Extra Chapter 3

14.7K 783 53
                                    

Happy Till Jannah

__________

Jika ditanya mengenai feeling after marriage? Of course gue jawab so happy. Pernikahan yaitu mitsaqan ghalizan atau akad yang kuat untuk menaati perintah Allah dan melaksanakannya merupakan ibadah. Ya, menikah adalah ibadah terpanjang dan gue sendiri penyusun kurikulumnya. Setelah akad yang gue pikirkan bukan lagi soal diri sendiri melainkan bagaimana caranya untuk membangun keluarga yang diridhai Allah. Meyakinkan diri sendiri kalau gue harus jadi imam yang nantinya akan ditiru oleh istri dan keturunan gue.

Menikah dengan perempuan yang bahkan tidak pernah masuk ke dalam list tipe idaman gue, merupakan anugerah yang harus selalu gue syukuri. Jika saja tidak ada pertemuan dengan Jihan mungkin hidup gue masih sama flat dan jauh dari Tuhan. Perasaan yang membuncah ketika mendengar Jihan menerima lamaran gue. Meskipun jawaban yang pertama kali didengar bukan berasal dari mulut Jihan. Melainkan dari Abangnya-Umar.

Ternyata jatuh cinta after halal itu menyenangkan. Walaupun sebelumnya penuh perjuangan dan harus menguras kesabaran penuh. Terlebih ketika gue mendengar Jihan dilamar. Saat itu juga gue insyaf express. Bertanya ke sana ke sini sebab gue sangat ingin berubah. Jadi orang baik itu gak sulit cuma gengsi saja yang terlalu tinggi kalau terlihat baik. Takut mengurangi tingkat kerennya gue, dulu seperti itu pemikirannya.

Perempuan jutek dan pelit senyum itu sedang berada di sofa ruang tengah. Tak lupa laptopnya setia menyala di depannya. Kami berdua memang tak banyak memiliki kesamaan. Cenderung banyak perbedaannya. Tapi semuanya diimbangi dengan kepercayaan. Siang ini Jihan sedang sibuk mengisi webinar dengan tema 'peran wanita'. Menceritakan tentang perannya sebagai istri, dan sebagai bos dari bisnis kulinernya. Gue sendiri masih setia mendengarkannya sambil membaca salah satu buku yang dibeli Jihan.

Jihan meminta izin pada gue untuk mengisi acaranya hingga jam setengah tiga sore nanti. Acaranya dimulai dari jam setengah satu siang tadi. Dan gue sendiri kebetulan sedang libur. Sabtu Minggu adalah waktu paling panjang untuk kita berdua. Kita berdua bisa deep talk, mengerjakan pekerjaan rumah bersama, atau bahkan belanja groceries dengan tetap diskusi seru di jalan.
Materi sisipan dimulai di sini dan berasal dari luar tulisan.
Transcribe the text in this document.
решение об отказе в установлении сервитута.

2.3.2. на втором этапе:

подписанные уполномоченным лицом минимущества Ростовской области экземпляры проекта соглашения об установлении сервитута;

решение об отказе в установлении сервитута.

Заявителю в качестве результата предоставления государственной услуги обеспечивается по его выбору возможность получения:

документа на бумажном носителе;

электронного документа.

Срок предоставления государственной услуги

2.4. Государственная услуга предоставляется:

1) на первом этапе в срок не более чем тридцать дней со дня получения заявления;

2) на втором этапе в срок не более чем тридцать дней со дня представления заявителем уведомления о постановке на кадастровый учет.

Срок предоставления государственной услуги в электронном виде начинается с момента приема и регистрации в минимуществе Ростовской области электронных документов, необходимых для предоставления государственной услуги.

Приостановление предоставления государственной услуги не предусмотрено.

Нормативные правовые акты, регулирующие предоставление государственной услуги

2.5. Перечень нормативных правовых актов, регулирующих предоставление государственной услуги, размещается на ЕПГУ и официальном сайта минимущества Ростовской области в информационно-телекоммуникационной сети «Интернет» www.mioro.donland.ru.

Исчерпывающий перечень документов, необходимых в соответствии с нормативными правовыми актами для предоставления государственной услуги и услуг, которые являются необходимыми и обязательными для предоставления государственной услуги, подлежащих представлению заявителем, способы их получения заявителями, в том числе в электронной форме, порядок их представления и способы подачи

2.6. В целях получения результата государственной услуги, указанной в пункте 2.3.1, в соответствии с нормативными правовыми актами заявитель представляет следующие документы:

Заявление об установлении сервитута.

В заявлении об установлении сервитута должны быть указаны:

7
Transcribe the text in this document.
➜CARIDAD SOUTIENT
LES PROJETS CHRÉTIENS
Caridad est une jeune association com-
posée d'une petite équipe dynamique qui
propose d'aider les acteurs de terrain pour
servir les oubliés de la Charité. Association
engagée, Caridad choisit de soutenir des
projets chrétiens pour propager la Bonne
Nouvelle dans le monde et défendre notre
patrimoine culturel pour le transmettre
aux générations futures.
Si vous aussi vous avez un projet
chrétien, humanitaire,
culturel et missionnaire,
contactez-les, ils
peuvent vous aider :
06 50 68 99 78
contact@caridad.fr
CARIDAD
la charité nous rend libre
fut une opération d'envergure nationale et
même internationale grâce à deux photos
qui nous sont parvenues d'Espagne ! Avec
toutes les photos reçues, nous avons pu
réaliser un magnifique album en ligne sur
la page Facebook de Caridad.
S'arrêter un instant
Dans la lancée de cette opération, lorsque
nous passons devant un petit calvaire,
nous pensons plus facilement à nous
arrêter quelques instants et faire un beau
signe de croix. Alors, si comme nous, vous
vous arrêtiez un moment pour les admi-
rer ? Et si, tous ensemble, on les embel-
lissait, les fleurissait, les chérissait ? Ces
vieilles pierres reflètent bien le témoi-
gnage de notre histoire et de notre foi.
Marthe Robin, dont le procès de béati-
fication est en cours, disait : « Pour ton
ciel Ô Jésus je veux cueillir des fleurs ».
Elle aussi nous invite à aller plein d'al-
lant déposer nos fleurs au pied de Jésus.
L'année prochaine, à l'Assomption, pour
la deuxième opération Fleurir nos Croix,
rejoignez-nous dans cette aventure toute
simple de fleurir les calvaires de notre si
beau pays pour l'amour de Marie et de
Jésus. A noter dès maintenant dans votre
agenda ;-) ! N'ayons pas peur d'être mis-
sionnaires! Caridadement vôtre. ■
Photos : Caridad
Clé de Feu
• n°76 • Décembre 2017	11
Sejak dulu Jihan memang orang yang paling mudah memberikan pendapat-pendapatnya. Gimana gak jatuh cinta, secara tidak langsung Jihan juga yang membantu proses penyembuhan mental illness yang gue derita. Walaupun terkadang caranya selalu dibumbui dengan sifat juteknya. Gue harap kehadiran gue duduk di sini menemaninya mendapatkan sedikit senyum manisnya sebagai hadiah.

"Done ..."

Gue berhenti membaca lalu menatap Jihan yang sudah menutup laptopnya.

"Udah selesai?"

"Udah," Jihan berdiri lalu berjalan ke arah meja. Pandangan gue tak lepas dari Jihan. Ternyata dia menaruh laptopnya di sana.

"Nih, minum dulu." Gue menyodorkan segelas air putih miliknya.

"MasyaAllah, makasih Yan."

Gue mengangguk, lalu menepuk sofa. Memberi isyarat agar Jihan minumnya sambil duduk. Walaupun sebenarnya gak perlu gue ingatkan juga dia sudah terbiasa.

"Siang ini kita belum cerita apa-apa lho Ji,"

"And then?"

"Aku mau denger kamu cerita tentang webinar tadi."

Jihan mengangguk-anggukkan kepalanya. Dia mengambil posisi duduk bersila di samping gue.

"Dan aku mau denger when did you start hijrah?"